[Date Prev][Date Next][Thread Prev][Thread Next][Date Index][Thread Index]

Re: [Condor-users] slot1: Job Requirements check failed!



On 12/10/2010 02:23 AM, Carsten Aulbert wrote:
Hi

this is a follow-up to my last email, but addressing a completely different
issue.

I'm using a job submit file as follows:
Executable     = sleep.gpu.sh
Arguments      = 10 $$(GPU_DEV) $$(GPU_NAME) $$(GPU_CAPABILITY) \
$$(GPU_GLOBALMEM_MB) $$(GPU_MULTIPROC) $$(GPU_NUMCORES) $$(GPU_CLOCK_GHZ) \
$$(GPU_CUDA_DRV) $$(GPU_CUDA_RUN)
Error   = logs/err.$(Process)
Output  = logs/out.$(Process)
Log = /local/user/carsten/foo.log
Requirements = GPU_CAPABILITY>= 1.9
+WantGPU=True
Universe = vanilla
Queue 1

where sleep.gpu.sh is only printing out the arguments and sleeping for $1
seconds.

With "Requirements = GPU_CAPABILITY>= 2.0" I'm trying to steer it to a
machine which has this one set. It kind of works, the match is made, but when
the startd wants to start the job, it just says "slot1: Job Requirements check
failed!" and goes back to idle (full debug startLog attached).

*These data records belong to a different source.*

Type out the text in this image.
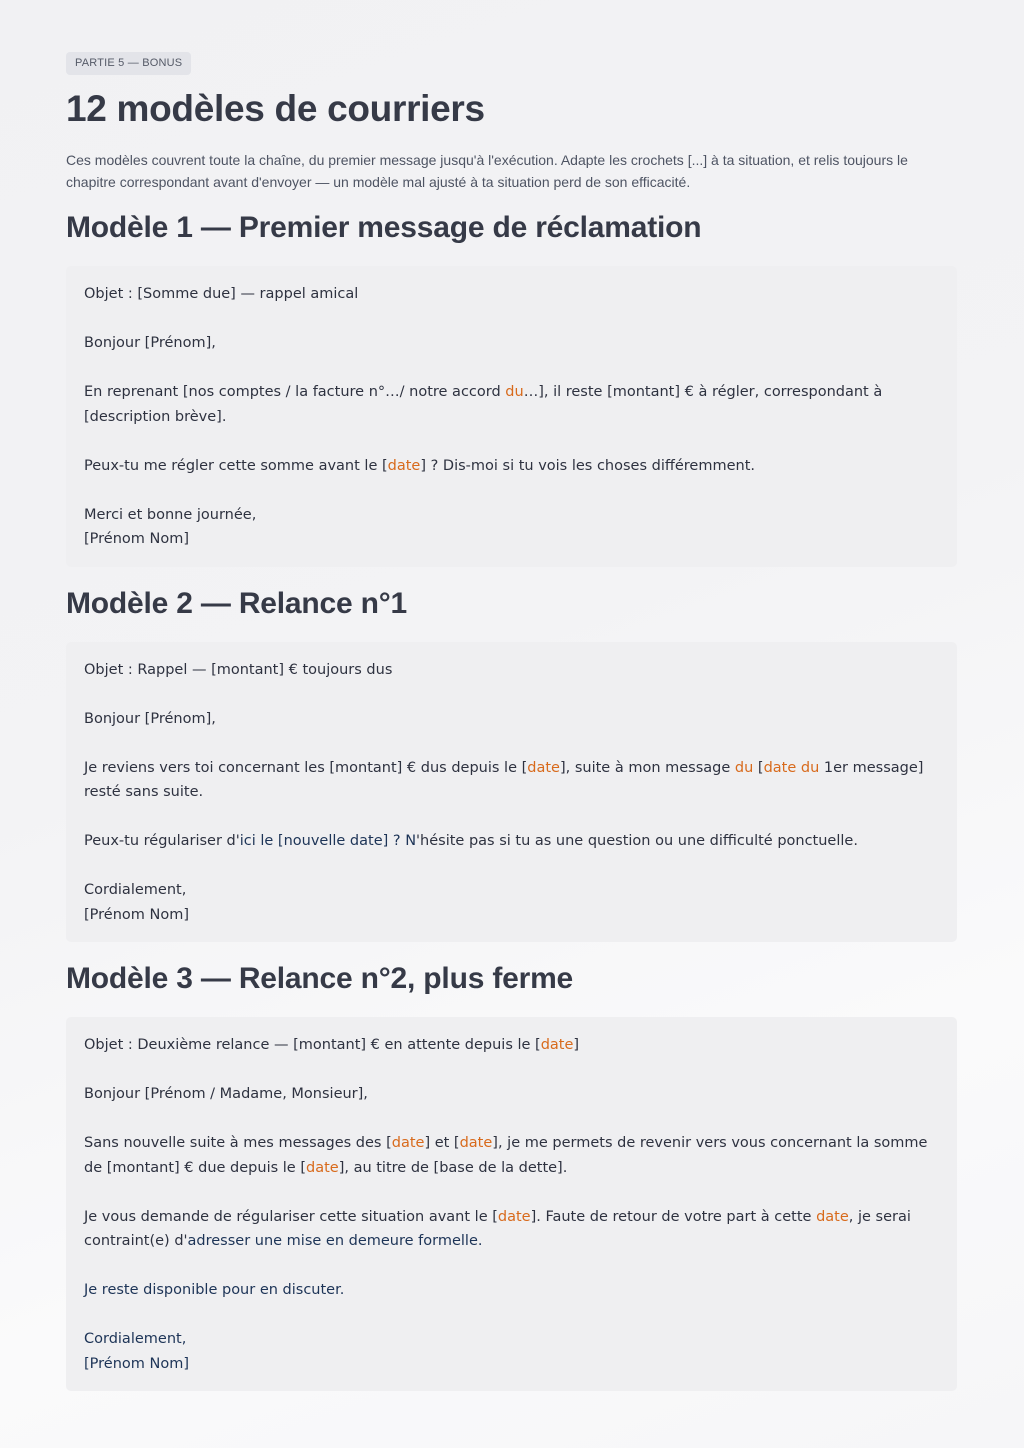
PARTIE 5 — BONUS
12 modèles de courriers

Ces modèles couvrent toute la chaîne, du premier message jusqu'à l'exécution. Adapte les crochets [...] à ta situation, et relis toujours le chapitre correspondant avant d'envoyer — un modèle mal ajusté à ta situation perd de son efficacité.

Modèle 1 — Premier message de réclamation

Objet : [Somme due] — rappel amical

Bonjour [Prénom],

En reprenant [nos comptes / la facture n°…/ notre accord du…], il reste [montant] € à régler, correspondant à [description brève].

Peux-tu me régler cette somme avant le [date] ? Dis-moi si tu vois les choses différemment.

Merci et bonne journée,
[Prénom Nom]

Modèle 2 — Relance n°1

Objet : Rappel — [montant] € toujours dus

Bonjour [Prénom],

Je reviens vers toi concernant les [montant] € dus depuis le [date], suite à mon message du [date du 1er message] resté sans suite.

Peux-tu régulariser d'ici le [nouvelle date] ? N'hésite pas si tu as une question ou une difficulté ponctuelle.

Cordialement,
[Prénom Nom]

Modèle 3 — Relance n°2, plus ferme

Objet : Deuxième relance — [montant] € en attente depuis le [date]

Bonjour [Prénom / Madame, Monsieur],

Sans nouvelle suite à mes messages des [date] et [date], je me permets de revenir vers vous concernant la somme de [montant] € due depuis le [date], au titre de [base de la dette].

Je vous demande de régulariser cette situation avant le [date]. Faute de retour de votre part à cette date, je serai contraint(e) d'adresser une mise en demeure formelle.

Je reste disponible pour en discuter.

Cordialement,
[Prénom Nom]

$ gpu010:/var/log/condor# grep -i require /tmp/StartLog
AutoClusterAttrs =
"JobUniverse,LastCheckpointPlatform,NumCkpts,Scheduler,Owner,NeedGpu,WantGPU,DiskUsage,ImageSize,RequestMemory,FileSystemDomain,Requirements,NiceUser,ConcurrencyLimits"
Requirements = (GPU_CAPABILITY>= 2.000000)&&  (Arch == "X86_64")&&  (OpSys ==
"LINUX")&&  (Disk>= DiskUsage)&&  ((Memory * 1024)>= ImageSize)&&
((RequestMemory * 1024)>= ImageSize)&&  (TARGET.FileSystemDomain ==
MY.FileSystemDomain)
Requirements = (START)&&  (IsValidCheckpointPlatform)
AutoClusterAttrs =
"JobUniverse,LastCheckpointPlatform,NumCkpts,Scheduler,Owner,NeedGpu,WantGPU,DiskUsage,ImageSize,RequestMemory,FileSystemDomain,Requirements,NiceUser,ConcurrencyLimits"
Requirements = (GPU_CAPABILITY>= 2.000000)&&  (Arch == "X86_64")&&  (OpSys ==
"LINUX")&&  (Disk>= DiskUsage)&&  ((Memory * 1024)>= ImageSize)&&
((RequestMemory * 1024)>= ImageSize)&&  (TARGET.FileSystemDomain ==
MY.FileSystemDomain)
Requirements = (START)&&  (IsValidCheckpointPlatform)
12/10 10:43:42 slot1: Job Requirements check failed!


I'm not quite sure what is causing Condor to not start the job, at first I
thought it might be the floating-point comparison, but even with

Requirements = GPU_CAPABILITY>= 1.9

it matches, but does not start.

Any ideas?

Cheers

Carsten


You might try wrapping your Requirements in a debug(),

$ condor_qedit 1702098.0 Requirements 'debug((GPU_CAPABILITY >= 2.000000) && (Arch == "X86_64") && (OpSys == "LINUX") && (Disk >= DiskUsage) && ((Memory * 1024) >= ImageSize) && ((RequestMemory * 1024) >= ImageSize) && (TARGET.FileSystemDomain == MY.FileSystemDomain)
)'

Don't do it too much though, you'll spam the Sched&Negotiator&StartLogs

Best,


matt